Bilan

Comment Kamala Harris soigne sa stature internationale

La vice-présidente doit travailler son image de présidentiable, tout en affichant sa loyauté envers le président Joe Biden qui multiplie les déconvenues. Son voyage en France, cette semaine, est l’occasion pour elle de s’affirmer sur la scène internationale.

Kamala Harris soigne son statut de présidentiable. Arrivée en France ce mardi, la vice-présidente américaine , successeur désignée de Joe Biden, effectue ainsi son troisième déplacement international.
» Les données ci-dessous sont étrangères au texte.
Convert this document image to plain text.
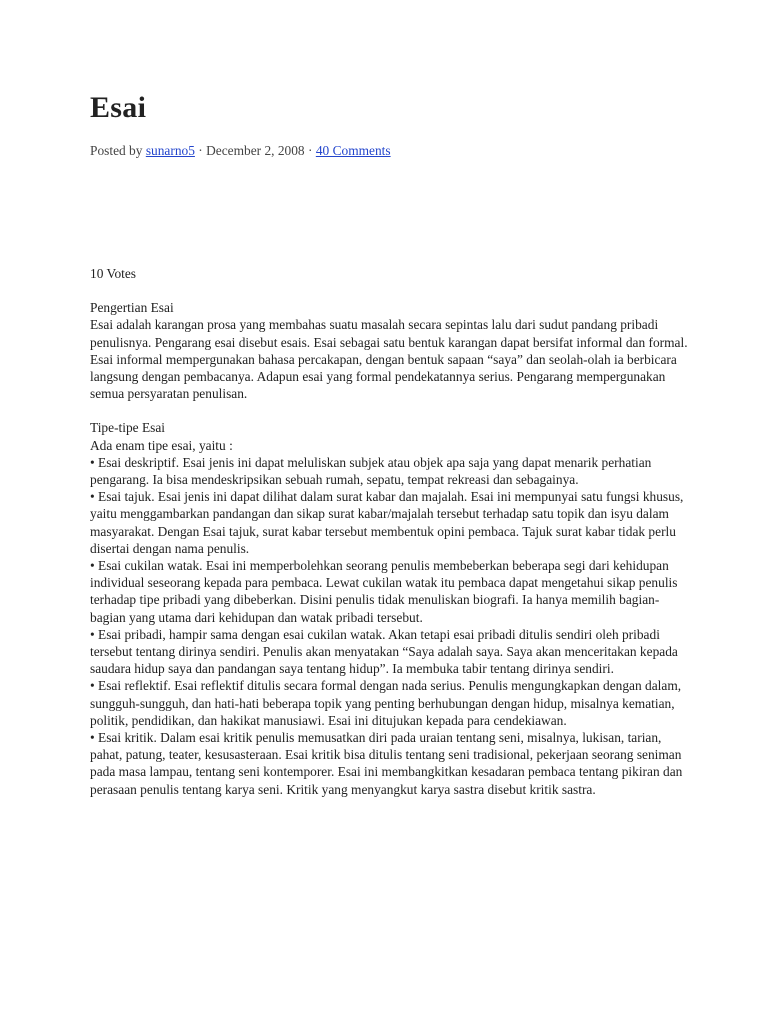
Esai
Posted by sunarno5 · December 2, 2008 · 40 Comments

10 Votes

Pengertian Esai

Esai adalah karangan prosa yang membahas suatu masalah secara sepintas lalu dari sudut pandang pribadi penulisnya. Pengarang esai disebut esais. Esai sebagai satu bentuk karangan dapat bersifat informal dan formal. Esai informal mempergunakan bahasa percakapan, dengan bentuk sapaan “saya” dan seolah-olah ia berbicara langsung dengan pembacanya. Adapun esai yang formal pendekatannya serius. Pengarang mempergunakan semua persyaratan penulisan.

Tipe-tipe Esai

Ada enam tipe esai, yaitu :

• Esai deskriptif. Esai jenis ini dapat meluliskan subjek atau objek apa saja yang dapat menarik perhatian pengarang. Ia bisa mendeskripsikan sebuah rumah, sepatu, tempat rekreasi dan sebagainya.

• Esai tajuk. Esai jenis ini dapat dilihat dalam surat kabar dan majalah. Esai ini mempunyai satu fungsi khusus, yaitu menggambarkan pandangan dan sikap surat kabar/majalah tersebut terhadap satu topik dan isyu dalam masyarakat. Dengan Esai tajuk, surat kabar tersebut membentuk opini pembaca. Tajuk surat kabar tidak perlu disertai dengan nama penulis.

• Esai cukilan watak. Esai ini memperbolehkan seorang penulis membeberkan beberapa segi dari kehidupan individual seseorang kepada para pembaca. Lewat cukilan watak itu pembaca dapat mengetahui sikap penulis terhadap tipe pribadi yang dibeberkan. Disini penulis tidak menuliskan biografi. Ia hanya memilih bagian-bagian yang utama dari kehidupan dan watak pribadi tersebut.

• Esai pribadi, hampir sama dengan esai cukilan watak. Akan tetapi esai pribadi ditulis sendiri oleh pribadi tersebut tentang dirinya sendiri. Penulis akan menyatakan “Saya adalah saya. Saya akan menceritakan kepada saudara hidup saya dan pandangan saya tentang hidup”. Ia membuka tabir tentang dirinya sendiri.

• Esai reflektif. Esai reflektif ditulis secara formal dengan nada serius. Penulis mengungkapkan dengan dalam, sungguh-sungguh, dan hati-hati beberapa topik yang penting berhubungan dengan hidup, misalnya kematian, politik, pendidikan, dan hakikat manusiawi. Esai ini ditujukan kepada para cendekiawan.

• Esai kritik. Dalam esai kritik penulis memusatkan diri pada uraian tentang seni, misalnya, lukisan, tarian, pahat, patung, teater, kesusasteraan. Esai kritik bisa ditulis tentang seni tradisional, pekerjaan seorang seniman pada masa lampau, tentang seni kontemporer. Esai ini membangkitkan kesadaran pembaca tentang pikiran dan perasaan penulis tentang karya seni. Kritik yang menyangkut karya sastra disebut kritik sastra.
En juillet, elle s’était rendue au Guatemala et au Mexique, essentiellement pour parler de l’immigration. Puis, à la fin du mois d’août, elle avait effectué un voyage à Singapour et au Vietnam , une visite alors placée sous le signe de la coopération commerciale, en pleine crise des chaînes d’approvisionnement, avec l’idée de s’opposer par tous les moyens aux plans de la Chine dans la région.

Cette fois, il s’agira essentiellement de diplomatie et de représentation. Kamala Harris et son mari Douglas Emhoff participeront aux commémorations du 11 novembre, en se rendant au cimetière américain de Suresnes, puis elle prononcera un discours au Forum sur la Paix, et participera le lendemain à la conférence sur la Libye à Paris.
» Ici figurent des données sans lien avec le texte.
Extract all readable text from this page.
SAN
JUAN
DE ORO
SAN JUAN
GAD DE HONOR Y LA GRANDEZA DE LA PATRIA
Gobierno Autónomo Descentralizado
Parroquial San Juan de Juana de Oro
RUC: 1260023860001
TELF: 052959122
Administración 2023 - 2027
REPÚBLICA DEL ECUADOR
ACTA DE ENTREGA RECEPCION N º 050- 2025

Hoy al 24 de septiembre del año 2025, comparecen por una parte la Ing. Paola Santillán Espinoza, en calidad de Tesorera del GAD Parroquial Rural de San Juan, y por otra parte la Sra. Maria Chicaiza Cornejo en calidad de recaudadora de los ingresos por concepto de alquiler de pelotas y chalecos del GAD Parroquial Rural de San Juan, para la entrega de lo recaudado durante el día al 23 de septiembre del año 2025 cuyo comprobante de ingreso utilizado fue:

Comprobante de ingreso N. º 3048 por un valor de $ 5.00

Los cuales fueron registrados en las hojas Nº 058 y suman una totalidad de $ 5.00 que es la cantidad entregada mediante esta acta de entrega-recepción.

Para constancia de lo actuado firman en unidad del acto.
Elle rencontrera également Emmanuel Macron, quelques jours seulement après l’entretien à Rome entre Joe Biden et le chef d’Etat français. Objectif : poursuivre un dialogue, en particulier sur la sécurité, qui avait été mis à mal par l’affaire des sous-marins australiens. Washington tente de montrer à Paris qu’il est un allié fidèle et fiable, après des semaines d’extrême tension .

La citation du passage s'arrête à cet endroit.